Ipotesi che non ho preso in considerazione


Uno. Piero Colaprico raccontava convinto, nell’estate 2008, che lo scrittore dev’essere preferibilmente giovane, coraggioso e in buona condizione fisica. Sembrava un ritratto piuttosto strano. Lui allora chiariva meglio dicendo che la difficoltà maggiore nello scrivere un romanzo è nella riserva di energie fisiche necessarie per: stare lunghe ore seduti; tenere i gomiti piantati sul tavolo; resistere ai crampi delle mani (o delle dita, se siete bestie scriventi sulla tastiera); mantenere la concentrazione; riprendere in mano le pagine, correggere, buttare, ricominciare...
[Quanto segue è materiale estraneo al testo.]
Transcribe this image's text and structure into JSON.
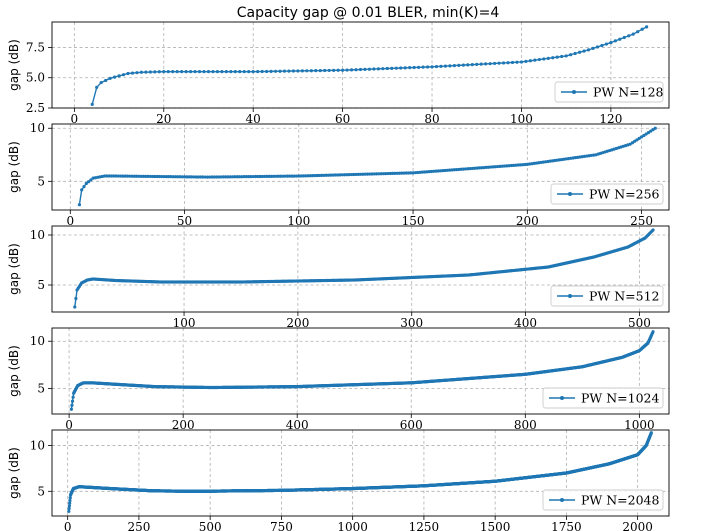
{
  "title": "Capacity gap @ 0.01 BLER, min(K)=4",
  "colors": {
    "series": "#1f77b4",
    "grid": "#b0b0b0",
    "frame": "#000000",
    "legend_edge": "#cccccc"
  },
  "chart_data": [
    {
      "type": "line",
      "ylabel": "gap (dB)",
      "legend": "PW N=128",
      "legend_position": "lower-right",
      "grid": true,
      "xlim": [
        -5,
        133
      ],
      "ylim": [
        2.5,
        9.6
      ],
      "xticks": [
        0,
        20,
        40,
        60,
        80,
        100,
        120
      ],
      "yticks": [
        2.5,
        5.0,
        7.5
      ],
      "ytick_labels": [
        "2.5",
        "5.0",
        "7.5"
      ],
      "n": 128,
      "curve": [
        [
          4,
          2.8
        ],
        [
          5,
          4.2
        ],
        [
          6,
          4.6
        ],
        [
          8,
          4.95
        ],
        [
          10,
          5.15
        ],
        [
          12,
          5.35
        ],
        [
          15,
          5.45
        ],
        [
          20,
          5.5
        ],
        [
          30,
          5.5
        ],
        [
          40,
          5.5
        ],
        [
          60,
          5.62
        ],
        [
          80,
          5.9
        ],
        [
          100,
          6.3
        ],
        [
          110,
          6.8
        ],
        [
          115,
          7.3
        ],
        [
          120,
          7.9
        ],
        [
          125,
          8.6
        ],
        [
          128,
          9.2
        ]
      ]
    },
    {
      "type": "line",
      "ylabel": "gap (dB)",
      "legend": "PW N=256",
      "legend_position": "lower-right",
      "grid": true,
      "xlim": [
        -8,
        262
      ],
      "ylim": [
        2.3,
        10.4
      ],
      "xticks": [
        0,
        50,
        100,
        150,
        200,
        250
      ],
      "yticks": [
        5,
        10
      ],
      "ytick_labels": [
        "5",
        "10"
      ],
      "n": 256,
      "curve": [
        [
          4,
          2.8
        ],
        [
          5,
          4.2
        ],
        [
          7,
          4.8
        ],
        [
          10,
          5.3
        ],
        [
          15,
          5.5
        ],
        [
          20,
          5.5
        ],
        [
          40,
          5.45
        ],
        [
          60,
          5.4
        ],
        [
          100,
          5.5
        ],
        [
          150,
          5.8
        ],
        [
          200,
          6.6
        ],
        [
          230,
          7.5
        ],
        [
          245,
          8.5
        ],
        [
          256,
          10.0
        ]
      ]
    },
    {
      "type": "line",
      "ylabel": "gap (dB)",
      "legend": "PW N=512",
      "legend_position": "lower-right",
      "grid": true,
      "xlim": [
        -16,
        526
      ],
      "ylim": [
        2.3,
        10.9
      ],
      "xticks": [
        100,
        200,
        300,
        400,
        500
      ],
      "yticks": [
        5,
        10
      ],
      "ytick_labels": [
        "5",
        "10"
      ],
      "n": 512,
      "curve": [
        [
          4,
          2.8
        ],
        [
          6,
          4.5
        ],
        [
          10,
          5.2
        ],
        [
          15,
          5.5
        ],
        [
          20,
          5.6
        ],
        [
          40,
          5.45
        ],
        [
          80,
          5.3
        ],
        [
          150,
          5.3
        ],
        [
          250,
          5.5
        ],
        [
          350,
          6.0
        ],
        [
          420,
          6.8
        ],
        [
          460,
          7.8
        ],
        [
          490,
          8.8
        ],
        [
          505,
          9.7
        ],
        [
          512,
          10.5
        ]
      ]
    },
    {
      "type": "line",
      "ylabel": "gap (dB)",
      "legend": "PW N=1024",
      "legend_position": "lower-right",
      "grid": true,
      "xlim": [
        -30,
        1052
      ],
      "ylim": [
        2.3,
        11.4
      ],
      "xticks": [
        0,
        200,
        400,
        600,
        800,
        1000
      ],
      "yticks": [
        5,
        10
      ],
      "ytick_labels": [
        "5",
        "10"
      ],
      "n": 1024,
      "curve": [
        [
          4,
          2.8
        ],
        [
          8,
          4.5
        ],
        [
          15,
          5.3
        ],
        [
          25,
          5.6
        ],
        [
          40,
          5.6
        ],
        [
          80,
          5.45
        ],
        [
          150,
          5.2
        ],
        [
          250,
          5.1
        ],
        [
          400,
          5.2
        ],
        [
          600,
          5.6
        ],
        [
          800,
          6.5
        ],
        [
          900,
          7.3
        ],
        [
          970,
          8.3
        ],
        [
          1000,
          9.0
        ],
        [
          1015,
          9.8
        ],
        [
          1024,
          11.0
        ]
      ]
    },
    {
      "type": "line",
      "ylabel": "gap (dB)",
      "legend": "PW N=2048",
      "legend_position": "lower-right",
      "grid": true,
      "xlim": [
        -55,
        2110
      ],
      "ylim": [
        2.3,
        11.7
      ],
      "xticks": [
        0,
        250,
        500,
        750,
        1000,
        1250,
        1500,
        1750,
        2000
      ],
      "yticks": [
        5,
        10
      ],
      "ytick_labels": [
        "5",
        "10"
      ],
      "n": 2048,
      "curve": [
        [
          4,
          2.8
        ],
        [
          10,
          4.6
        ],
        [
          20,
          5.3
        ],
        [
          40,
          5.5
        ],
        [
          70,
          5.45
        ],
        [
          150,
          5.3
        ],
        [
          300,
          5.05
        ],
        [
          450,
          5.0
        ],
        [
          750,
          5.1
        ],
        [
          1000,
          5.3
        ],
        [
          1250,
          5.6
        ],
        [
          1500,
          6.1
        ],
        [
          1750,
          7.0
        ],
        [
          1900,
          8.0
        ],
        [
          2000,
          9.0
        ],
        [
          2030,
          10.0
        ],
        [
          2048,
          11.4
        ]
      ]
    }
  ]
}
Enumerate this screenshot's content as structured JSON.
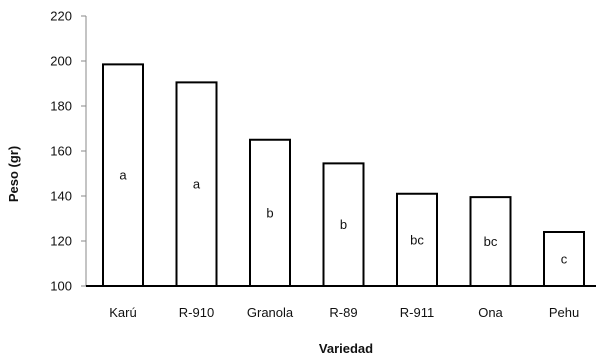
{
  "chart_data": {
    "type": "bar",
    "title": "",
    "xlabel": "Variedad",
    "ylabel": "Peso (gr)",
    "ylim": [
      100,
      220
    ],
    "yticks": [
      100,
      120,
      140,
      160,
      180,
      200,
      220
    ],
    "grid": false,
    "categories": [
      "Karú",
      "R-910",
      "Granola",
      "R-89",
      "R-911",
      "Ona",
      "Pehu"
    ],
    "values": [
      198.5,
      190.5,
      165,
      154.5,
      141,
      139.5,
      124
    ],
    "bar_labels": [
      "a",
      "a",
      "b",
      "b",
      "bc",
      "bc",
      "c"
    ],
    "bar_fill": "#ffffff",
    "bar_stroke": "#000000"
  }
}
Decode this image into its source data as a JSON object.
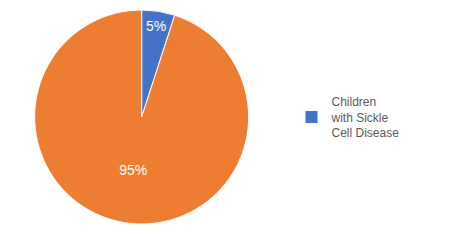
{
  "chart_data": {
    "type": "pie",
    "categories": [
      "Children\nwith Sickle\nCell Disease",
      null
    ],
    "values": [
      5,
      95
    ],
    "value_labels": [
      "5%",
      "95%"
    ],
    "colors": [
      "#4472C4",
      "#ED7D31"
    ],
    "data_labels": true,
    "legend": "right"
  }
}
Due. L’altra mattina il ragazzo e il bimbo stavano chiusi in bagno: il ragazzo al lavandino per finire di prepararsi, il bimbo per terra, seduto sopra un tappeto. Il silenzio arrivava con la medesima forza della luce cruda e tersa della mattina. Il ragazzo rimugina sugli stratagemmi di lavoro e convenienza indispensabili per sopravvivere. Il bimbo inserisce elastici multicolori per capelli dentro un barattolo trasparente. I movimenti di entrambi sono tesi al massimo della concentrazione. Due persone arrovellate su pensieri e gesti ossessivi, ma radicalmente lontani e isolati. Nessuno dei due sapeva più se l’altro era ancora presente.
Tre. La procedura domestica porta a scoperte inquietanti. L’evento minimo trasla in rivelazione quando il meccanismo si ripete identico sotto i nostri occhi ogni giorno. Preparare il latte, per esempio. Non so se capita solo a me, ma è praticamente impossibile evitare a una goccia di cadere fuori dalla tazza. Succede però in maniera imprevista: quando si versa dalla bottiglia alla tazza, oppure nel tragitto verso il tavolo, per non parlare di quando si inzuppano i biscotti. È indecente: almeno una goccia scappa sempre, puntuale, ogni stramaledetto giorno, al controllo più minuzioso. La ripetizione apre le porte alla legge del caos.